Ia lahir dalam keluarga menengah, yang terdidik dan priayi. Edwin Arifin tumbuh se bagai bocah yang full gizi dan tidak kekurangan asupan, suapan dan usapan. Tak mengherankan otaknya cemerlang, bahkan kecerdasannya bisa dianggap melampaui rata-rata anak cerdas seusianya.
Usai menamatkan SMU, ia mendapatkan beasiswa progam S1 dalam bidang filsafat Barat di ANU (Australian National University). Edwin merasa banyak waktu kosong yang mesti diisi. Karena itu, ia pun mengikuti kuliah S1 di perguruan tinggi yang sama dalam bidang lingkungan.
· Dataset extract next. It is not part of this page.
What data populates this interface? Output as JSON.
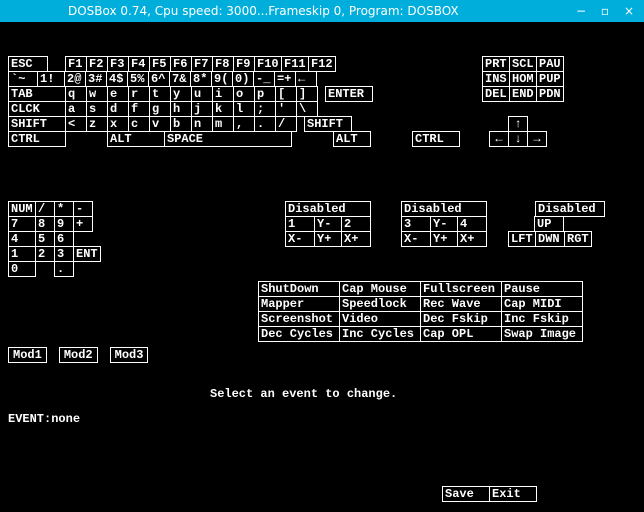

Dua gelar sarjana strata satu dalam dua bidang digondolnya dalam waktu yang sangat singkat. Edwin tidak berlama-lama. Ia pun langsung melanjutkan dua studinya pada janjang S2 (magister) dalam dua bidang yang sama, filsafat Barat dan lingkungan. Dalam usia yang masih ‘imut-imut’ Edwin telah menjadi ‘kyai’ dalam bidang filsafat Barat dan pakar dalam bidang lingkungan.
Dua ilmu ini dikuasainya dengan “berlebihan”. Siapapun tidak disarankan mendebat atau memberinya data yang tidak valid tentang sejarah atau pemikiran filsof Barat. Karena lajang yang fasih menulis dan berbicara dengan bahasa Inggris ini akan menggerojok anda dengan informasi-informasi yang memuat kita kekenyangan. Mencari info di google lebih sulit dibanding menanaykan nama tokoh, istilah sebuah ilmu, dan wawasan umum lainnya kepada Edwin. Kalau saja dia mau ikut Who Wants To Be Millioner, saya yakin dia sekarang seorang milioner. Ia adalah “manusia wikipedia”
Edwin Arifin pandai menulis. Ciri khas tulisannya agak sinis tapi menggelitik. Selain itu, Edwin pinter membuat judul dan kaya dengan diksi yang luas dan efektif.
Edwin sehari-hari menjadi dosen di Universitas Paramadina dan ICAS. Kadang ia juga ikut membantu Redaksi majalah ADIL terutama dalam rubrik Internasional.
Lelaki yang punya paras mirip salah satu personil group band yang jumlahnya mulai “meresahkan” itu tidak pernah membuka diri sehingga tidak mudah diketahui detail dirinya. Yang jelas, aku adalah teman sekaligus penggemarnya.